Electrochemical devices such as fuel cell developed at the same time with batteries. However, for various reasons, the fuel cell is not well-developed until the manned space flight emerges where non thermal power source required in spacecraft. Development of the fuel cell has been increased this year as a result of the demand for non-energy hydrocarbon source increases.
At this point, liquid hydrocarbon fuels is becoming the dominant form of energy use. However, this type of fuel would produce greenhouse gases when used to drive the engine cars, trucks, trains, ships, and airplanes. The non-carbon energy such as hydrogen, or low carbon emissions such as ethanol and biodiesel, developed to respond to threats that are likely to occur as a result of greenhouse gas emissions.
Several other technologies have also been researched as flywheel or storage of compressed air.
Electricity is the nature of objects that arise from the presence of electric charge. Electricity, can also be interpreted as follows:
Electricity is the condition of certain subatomic particles, such as electrons and protons, which led to the withdrawal and rejection of styles in between.

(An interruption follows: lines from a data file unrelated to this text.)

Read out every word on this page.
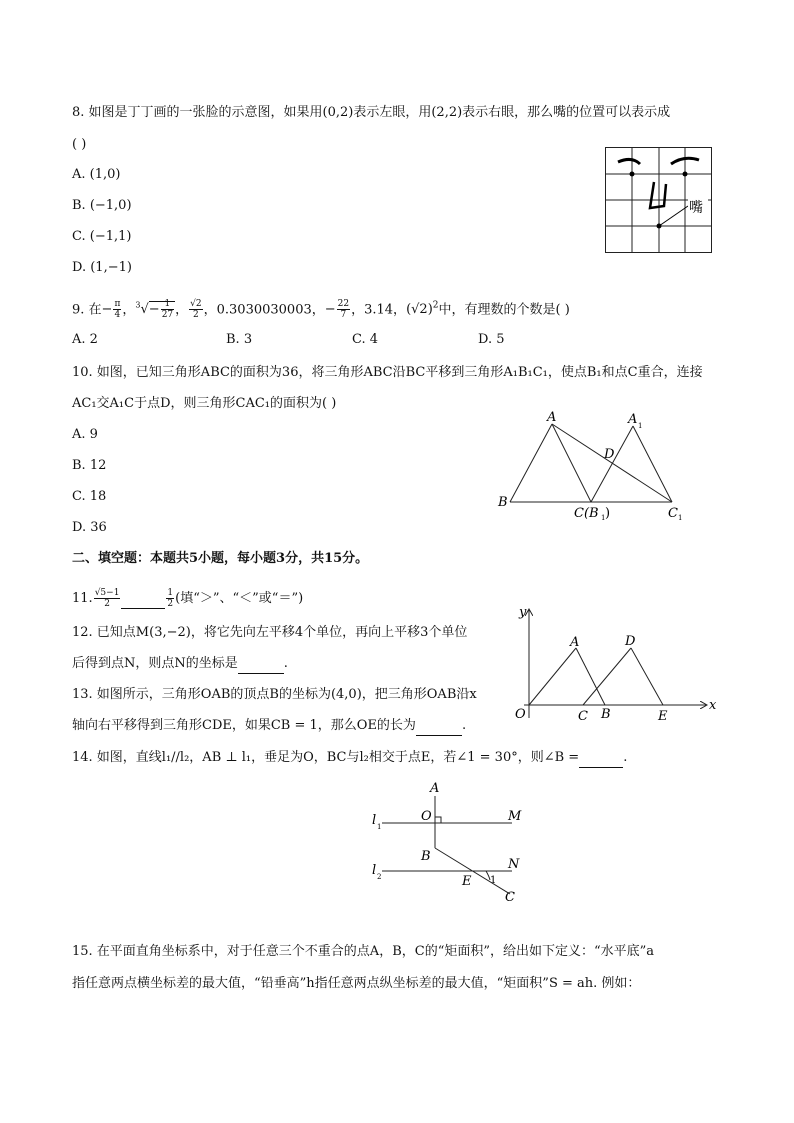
8. 如图是丁丁画的一张脸的示意图，如果用(0,2)表示左眼，用(2,2)表示右眼，那么嘴的位置可以表示成
( )
A. (1,0)
B. (−1,0)
C. (−1,1)
D. (1,−1)
嘴
9. 在− $\frac{\pi}{4}$ ，$^3√- \frac{1}{27}$ ， $\frac{√2}{2}$ ，0.3030030003，− $\frac{22}{7}$ ，3.14，$(√2)^2$中，有理数的个数是( )
A. 2	B. 3	C. 4	D. 5
10. 如图，已知三角形ABC的面积为36，将三角形ABC沿BC平移到三角形A₁B₁C₁，使点B₁和点C重合，连接
AC₁交A₁C于点D，则三角形CAC₁的面积为( )
A. 9
B. 12
C. 18
D. 36
A	A 1
D
B
C(B 1 )	C 1
二、填空题：本题共5小题，每小题3分，共15分。
11. $\frac{√5-1}{2}$
	$\frac{1}{2}$ (填“＞”、“＜”或“＝”)
12. 已知点M(3,−2)，将它先向左平移4个单位，再向上平移3个单位
后得到点N，则点N的坐标是	.
13. 如图所示，三角形OAB的顶点B的坐标为(4,0)，把三角形OAB沿x
轴向右平移得到三角形CDE，如果CB = 1，那么OE的长为	.
y
x
O
A	D
C B	E
14. 如图，直线l₁//l₂，AB ⊥ l₁，垂足为O，BC与l₂相交于点E，若∠1 = 30°，则∠B =	.
A
O	M
l 1
B
N
l 2	E 1
C
15. 在平面直角坐标系中，对于任意三个不重合的点A，B，C的“矩面积”，给出如下定义：“水平底”a
指任意两点横坐标差的最大值，“铅垂高”h指任意两点纵坐标差的最大值，“矩面积”S = ah. 例如：
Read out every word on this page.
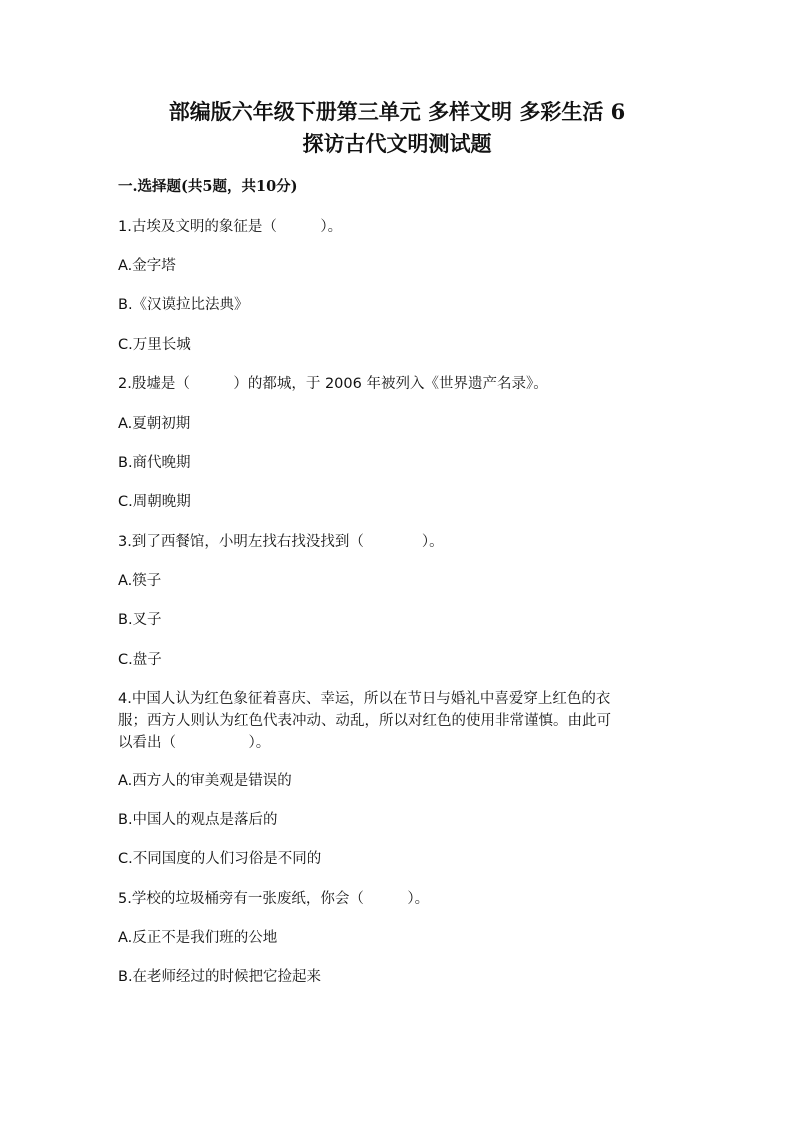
部编版六年级下册第三单元 多样文明 多彩生活 6
探访古代文明测试题

一.选择题(共5题，共10分)

1.古埃及文明的象征是（　　　）。

A.金字塔

B.《汉谟拉比法典》

C.万里长城

2.殷墟是（　　　）的都城，于 2006 年被列入《世界遗产名录》。

A.夏朝初期

B.商代晚期

C.周朝晚期

3.到了西餐馆，小明左找右找没找到（　　　　）。

A.筷子

B.叉子

C.盘子

4.中国人认为红色象征着喜庆、幸运，所以在节日与婚礼中喜爱穿上红色的衣

服；西方人则认为红色代表冲动、动乱，所以对红色的使用非常谨慎。由此可

以看出（　　　　　）。

A.西方人的审美观是错误的

B.中国人的观点是落后的

C.不同国度的人们习俗是不同的

5.学校的垃圾桶旁有一张废纸，你会（　　　）。

A.反正不是我们班的公地

B.在老师经过的时候把它捡起来
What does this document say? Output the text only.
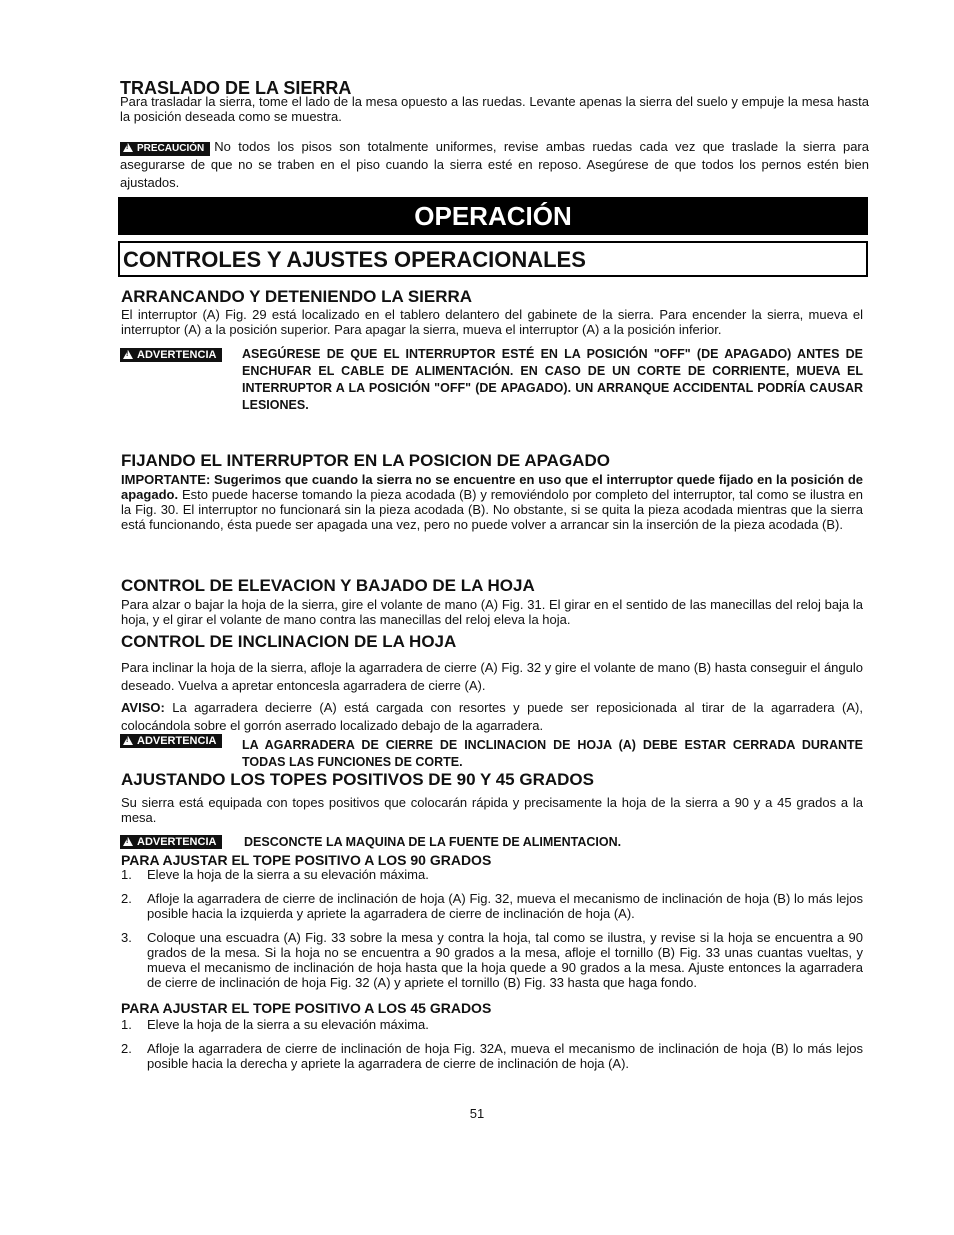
TRASLADO DE LA SIERRA

Para trasladar la sierra, tome el lado de la mesa opuesto a las ruedas. Levante apenas la sierra del suelo y empuje la mesa hasta la posición deseada como se muestra.

!PRECAUCIÓN No todos los pisos son totalmente uniformes, revise ambas ruedas cada vez que traslade la sierra para asegurarse de que no se traben en el piso cuando la sierra esté en reposo. Asegúrese de que todos los pernos estén bien ajustados.

OPERACIÓN
CONTROLES Y AJUSTES OPERACIONALES
ARRANCANDO Y DETENIENDO LA SIERRA

El interruptor (A) Fig. 29 está localizado en el tablero delantero del gabinete de la sierra. Para encender la sierra, mueva el interruptor (A) a la posición superior. Para apagar la sierra, mueva el interruptor (A) a la posición inferior.

!ADVERTENCIA	ASEGÚRESE DE QUE EL INTERRUPTOR ESTÉ EN LA POSICIÓN "OFF" (DE APAGADO) ANTES DE ENCHUFAR EL CABLE DE ALIMENTACIÓN. EN CASO DE UN CORTE DE CORRIENTE, MUEVA EL INTERRUPTOR A LA POSICIÓN "OFF" (DE APAGADO). UN ARRANQUE ACCIDENTAL PODRÍA CAUSAR LESIONES.

FIJANDO EL INTERRUPTOR EN LA POSICION DE APAGADO

IMPORTANTE: Sugerimos que cuando la sierra no se encuentre en uso que el interruptor quede fijado en la posición de apagado. Esto puede hacerse tomando la pieza acodada (B) y removiéndolo por completo del interruptor, tal como se ilustra en la Fig. 30. El interruptor no funcionará sin la pieza acodada (B). No obstante, si se quita la pieza acodada mientras que la sierra está funcionando, ésta puede ser apagada una vez, pero no puede volver a arrancar sin la inserción de la pieza acodada (B).

CONTROL DE ELEVACION Y BAJADO DE LA HOJA

Para alzar o bajar la hoja de la sierra, gire el volante de mano (A) Fig. 31. El girar en el sentido de las manecillas del reloj baja la hoja, y el girar el volante de mano contra las manecillas del reloj eleva la hoja.

CONTROL DE INCLINACION DE LA HOJA

Para inclinar la hoja de la sierra, afloje la agarradera de cierre (A) Fig. 32 y gire el volante de mano (B) hasta conseguir el ángulo deseado. Vuelva a apretar entoncesla agarradera de cierre (A).

AVISO: La agarradera decierre (A) está cargada con resortes y puede ser reposicionada al tirar de la agarradera (A), colocándola sobre el gorrón aserrado localizado debajo de la agarradera.

!ADVERTENCIA	LA AGARRADERA DE CIERRE DE INCLINACION DE HOJA (A) DEBE ESTAR CERRADA DURANTE TODAS LAS FUNCIONES DE CORTE.

AJUSTANDO LOS TOPES POSITIVOS DE 90 Y 45 GRADOS

Su sierra está equipada con topes positivos que colocarán rápida y precisamente la hoja de la sierra a 90 y a 45 grados a la mesa.

!ADVERTENCIA	DESCONCTE LA MAQUINA DE LA FUENTE DE ALIMENTACION.

PARA AJUSTAR EL TOPE POSITIVO A LOS 90 GRADOS
1. Eleve la hoja de la sierra a su elevación máxima.
2. Afloje la agarradera de cierre de inclinación de hoja (A) Fig. 32, mueva el mecanismo de inclinación de hoja (B) lo más lejos posible hacia la izquierda y apriete la agarradera de cierre de inclinación de hoja (A).
3. Coloque una escuadra (A) Fig. 33 sobre la mesa y contra la hoja, tal como se ilustra, y revise si la hoja se encuentra a 90 grados de la mesa. Si la hoja no se encuentra a 90 grados a la mesa, afloje el tornillo (B) Fig. 33 unas cuantas vueltas, y mueva el mecanismo de inclinación de hoja hasta que la hoja quede a 90 grados a la mesa. Ajuste entonces la agarradera de cierre de inclinación de hoja Fig. 32 (A) y apriete el tornillo (B) Fig. 33 hasta que haga fondo.
PARA AJUSTAR EL TOPE POSITIVO A LOS 45 GRADOS
1. Eleve la hoja de la sierra a su elevación máxima.
2. Afloje la agarradera de cierre de inclinación de hoja Fig. 32A, mueva el mecanismo de inclinación de hoja (B) lo más lejos posible hacia la derecha y apriete la agarradera de cierre de inclinación de hoja (A).
51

Electricity is a source of energy that is transmitted via cable. Electric current arises because the electric charge flows from positive to negative channels channels.
Along with magnetism, electricity form the fundamental interaction is known as electromagnetism. Electricity allows the occurrence of many physical phenomena which are widely known, such as lightning, electric field and electric current. Electricity is widely used in industrial applications such as electronic and electrical power.
Electrical properties
Electricity gave rise to the 4 fundamental forces of nature, and its remains in objects can be measured. In this case, the phrase "the amount of electricity used also with the phrase" electrical charge "as well as" the amount of the charge ". There are 2 types of electric charge: positive and negative. Through experiments, payload-a kind of mutual refused and charge-opposite sex attracted to each other. The magnitude of this style is exciting and rejecting established by Coulomb. Some of the effects of power discussed in electrical and electromagnetic phenomena.
The SI unit of electric charge is the coulomb, which has stood for "C". The symbol Q is used in the equation to represent a quantity of electricity or charge. For example, "Q = 0.5 C" means "the quantity of electric charge is the coulomb 0.5".
If the electricity flowing through the special materials, such as tungsten and tungsten, of light emitted by metal will flare it up. Such materials are used in a light bulb (bulb or bulblamp).
Whenever electricity flows through materials which have barriers, it will be hot removed. The greater the flow of electricity, then the heat arising will be doubled. These properties are used on elements of irons and electric stove.